[23] You can get this height by taking two sticks whose combined length is somewhat greater than the height of the room. By letting the ends lap over one another in the middle, the sticks can be slipped along on each other until they just reach from floor to ceiling. Hold them tightly together (or fasten them with a clamp) when in this position and you will have the exact length required.

[24] This method of putting in a back answers very well for the beginner, and is often used in cheap work, but, unless quite small, the really workmanlike way is to make a panelled frame, which is screwed in place as one piece. The degree to which the panelling is carried depends upon the size and shape of the back. When you become able to make your work more neatly and accurately than can be expected of the beginner, you will do well to construct the backs in this way, but it involves much more labour and is hardly worth while for such simple work as you will do at first.

[25] A more workmanlike way is to work all such mouldings on the edge of the top, making it as much thicker as may be required, thus avoiding putting on the moulding across the grain of the piece to which it is fastened, which is not a scientific form of construction; and for that matter it is a more thoroughly workmanlike way to work all mouldings on the solid wood.

The top can be made of two thicknesses, the moulding being worked on the edge of the under piece before the two are glued together. Various forms of moulding can be worked on the edge by a moulding machine at almost any wood-working mill.

[26] See footnote on page 198.

[27] Still another way sometimes used for model yachts is to build the hull much in the same way that a real vessel is built—making a framework or skeleton and covering it with little planks, but this method (though a good one in some respects) requires more skill than can be expected of the average amateur, and this mode of construction should not be attempted until you become a skilful workman and accomplished in the building of regular model yachts.

If your boat is quite small it will probably be easier and better in most cases to cut the hull from a solid block; but if much more than two feet in length it is usually better to build it in layers.
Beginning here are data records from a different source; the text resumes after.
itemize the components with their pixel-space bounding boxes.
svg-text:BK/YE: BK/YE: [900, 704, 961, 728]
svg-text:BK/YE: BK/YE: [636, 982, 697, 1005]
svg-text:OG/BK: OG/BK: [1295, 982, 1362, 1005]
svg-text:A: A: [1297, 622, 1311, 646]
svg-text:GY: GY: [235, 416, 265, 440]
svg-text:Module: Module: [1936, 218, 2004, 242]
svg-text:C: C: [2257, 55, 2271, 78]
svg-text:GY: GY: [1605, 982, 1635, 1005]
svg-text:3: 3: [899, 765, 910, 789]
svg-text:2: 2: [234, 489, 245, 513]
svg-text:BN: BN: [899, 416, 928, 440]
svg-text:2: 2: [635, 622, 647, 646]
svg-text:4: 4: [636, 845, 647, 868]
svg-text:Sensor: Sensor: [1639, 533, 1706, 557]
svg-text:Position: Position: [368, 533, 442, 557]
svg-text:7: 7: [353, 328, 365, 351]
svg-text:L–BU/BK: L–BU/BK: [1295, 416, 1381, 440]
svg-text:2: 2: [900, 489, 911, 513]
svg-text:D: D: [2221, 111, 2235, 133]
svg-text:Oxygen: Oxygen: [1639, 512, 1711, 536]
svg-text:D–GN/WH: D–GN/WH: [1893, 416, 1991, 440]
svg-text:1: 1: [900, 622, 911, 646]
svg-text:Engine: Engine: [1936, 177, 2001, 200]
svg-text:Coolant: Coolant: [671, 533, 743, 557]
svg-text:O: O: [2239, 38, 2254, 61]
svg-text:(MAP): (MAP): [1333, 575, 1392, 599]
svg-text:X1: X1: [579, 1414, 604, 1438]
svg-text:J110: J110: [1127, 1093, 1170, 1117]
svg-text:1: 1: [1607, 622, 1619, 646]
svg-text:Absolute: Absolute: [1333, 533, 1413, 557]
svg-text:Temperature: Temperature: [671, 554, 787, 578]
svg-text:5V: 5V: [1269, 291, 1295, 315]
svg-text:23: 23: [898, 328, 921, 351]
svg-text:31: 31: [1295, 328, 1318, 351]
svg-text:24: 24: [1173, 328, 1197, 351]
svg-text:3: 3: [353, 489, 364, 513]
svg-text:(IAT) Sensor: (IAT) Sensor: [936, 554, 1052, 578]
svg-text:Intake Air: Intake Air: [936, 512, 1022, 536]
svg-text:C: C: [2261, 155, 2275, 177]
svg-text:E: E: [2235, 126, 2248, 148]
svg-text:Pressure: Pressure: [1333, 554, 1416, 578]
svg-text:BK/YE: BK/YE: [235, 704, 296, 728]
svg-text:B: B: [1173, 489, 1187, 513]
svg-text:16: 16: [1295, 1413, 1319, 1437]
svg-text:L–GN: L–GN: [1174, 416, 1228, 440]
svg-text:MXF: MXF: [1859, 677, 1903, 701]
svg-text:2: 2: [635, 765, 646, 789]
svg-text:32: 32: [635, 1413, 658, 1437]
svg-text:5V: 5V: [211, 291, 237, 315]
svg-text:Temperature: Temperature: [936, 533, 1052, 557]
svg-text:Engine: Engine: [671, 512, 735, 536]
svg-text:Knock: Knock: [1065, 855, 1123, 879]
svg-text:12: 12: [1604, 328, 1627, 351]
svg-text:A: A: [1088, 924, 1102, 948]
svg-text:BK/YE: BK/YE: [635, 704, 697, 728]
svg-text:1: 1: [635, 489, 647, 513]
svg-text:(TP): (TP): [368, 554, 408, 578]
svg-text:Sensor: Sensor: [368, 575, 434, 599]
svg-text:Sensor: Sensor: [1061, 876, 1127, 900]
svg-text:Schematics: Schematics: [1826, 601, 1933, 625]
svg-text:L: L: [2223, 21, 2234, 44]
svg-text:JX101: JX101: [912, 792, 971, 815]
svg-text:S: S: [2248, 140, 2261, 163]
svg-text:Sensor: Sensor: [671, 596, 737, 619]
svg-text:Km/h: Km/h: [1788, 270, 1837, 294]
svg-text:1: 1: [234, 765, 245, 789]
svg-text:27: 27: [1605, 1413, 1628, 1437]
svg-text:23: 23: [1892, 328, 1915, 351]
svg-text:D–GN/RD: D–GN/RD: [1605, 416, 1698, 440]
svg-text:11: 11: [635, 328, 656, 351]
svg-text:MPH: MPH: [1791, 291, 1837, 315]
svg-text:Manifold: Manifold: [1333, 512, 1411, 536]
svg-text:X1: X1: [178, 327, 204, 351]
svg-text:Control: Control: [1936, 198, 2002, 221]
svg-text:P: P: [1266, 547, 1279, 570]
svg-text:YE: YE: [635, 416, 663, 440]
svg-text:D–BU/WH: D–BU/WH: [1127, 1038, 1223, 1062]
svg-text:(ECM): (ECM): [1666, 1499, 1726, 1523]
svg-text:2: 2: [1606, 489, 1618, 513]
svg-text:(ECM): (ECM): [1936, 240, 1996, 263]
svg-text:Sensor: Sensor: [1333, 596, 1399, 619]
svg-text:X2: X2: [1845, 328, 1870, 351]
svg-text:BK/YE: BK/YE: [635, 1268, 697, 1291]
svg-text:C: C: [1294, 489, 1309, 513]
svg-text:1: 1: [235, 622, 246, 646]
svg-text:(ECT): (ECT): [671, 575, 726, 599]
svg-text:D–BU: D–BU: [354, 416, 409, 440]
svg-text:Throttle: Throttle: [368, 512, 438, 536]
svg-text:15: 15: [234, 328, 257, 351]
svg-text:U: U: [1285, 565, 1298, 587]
Either of these methods can be used in any case, but for a small boat the building in layers is more difficult, while for a large one it is hard to find a block that will be sufficiently free from defects.

[28] In making the plans for a boat, three views are usually drawn, known as the sheer plan, the body plan, and the half-breadth plan. These correspond to the "front or side elevation," "end elevation," and "plan" in ordinary drawings, and give side, end, and top views of the boat,—or of one-half of it, which is all that is needed, as the sides are of course alike. Several equidistant horizontal lines are drawn across the plans. One of these represents the line of the water when the boat has its proper load. It is called the load water-line. The other lines being parallel to it represent other imaginary levels, at equal distances apart—like the lines which would be made by the water if the boat sunk deeper or floated higher. Other lines are also added to show vertical and horizontal, longitudinal and cross-sections, at regular intervals, and also other longitudinal sections, but these details you will find fully described in works on yacht-(and model yacht-) building.

[29] The fin can be cut from sheet metal (brass or sheet-iron) and inserted in a thin saw-kerf cut exactly in the centre of the bottom, being set in thick white lead, or it can be riveted to thin plates screwed to the bottom of the boat, or lips can be bent over alternately on either side of the upper edge of the fin and screwed to the bottom.